Sarcone, a senior from Greenwich, Connecticut, tied for third in the league with four victories in seven conference starts (eight appearances) with the fifth-best ERA at 3.60. In five of those seven starts, he surrendered no more than two earned runs. The 6-1, 195-pound southpaw had superb control, issuing a league-low 1.97 walks per nine innings over the entire season while posting a 6-4 record and a 4.85 ERA over 59.1 innings.
The honorable mentions went to Skinner, hailing from Jacksonville, Florida, as he also won four games in the conference with 36 strikeouts and just nine walks over a team-high 42.1 innings; as well as Cmeyla, a native of Ashburn, Virginia, who hit .329 against Ivy pitching with five doubles, three triples, three round-trippers and 10 RBIs while catching all but two innings. Skinner secured his place on the Academic All-Ivy League Team with a 3.60 GPA as a neuroscience major.
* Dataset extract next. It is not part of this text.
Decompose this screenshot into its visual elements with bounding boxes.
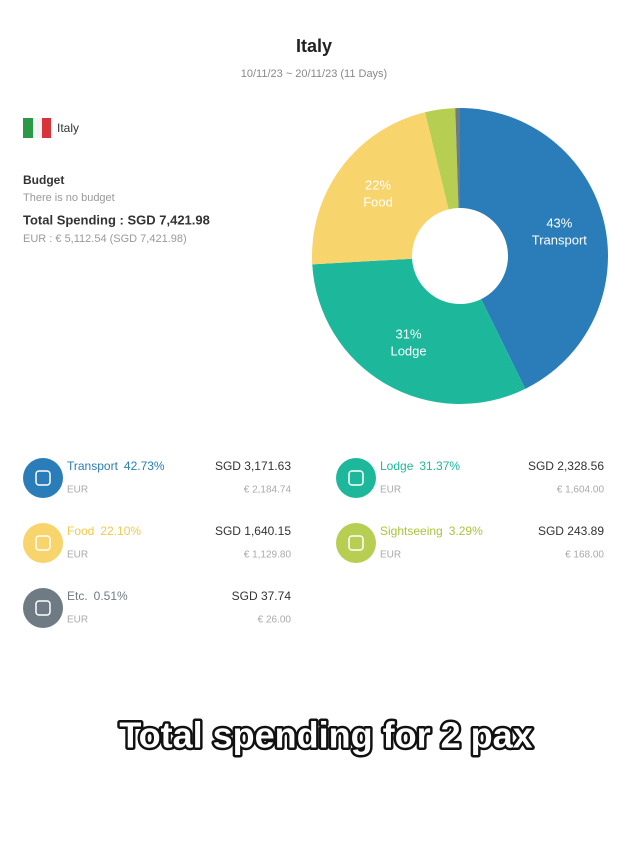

Rounding out the major awards were Penn right-hander Kevin Eaise as the unanimous pick as the Pitcher of the Year, and Columbia head coach Brett Boretti as the unanimous choice as the Coach of the Year after leading the Lions to the Ivy League title.
Notes: The other Dartmouth players to be chosen as the Player of the Year are Brian Nickerson (2000), former big leaguer Ed Lucas (2004), Nick Santomauro (2009) and Dustin Shirley (2018) … the other two Big Green players to be named all-conference at two positions are Dave DeMarco (second-team pitcher, honorable mention first baseman in 1977) and former big leaguer Mark Johnson (first-team utility, second-team pitcher in 1989) … in
Bob Whalen's 33 years as the head coach, Dartmouth has had 77 first-team selections while no other Ivy team has had even 60.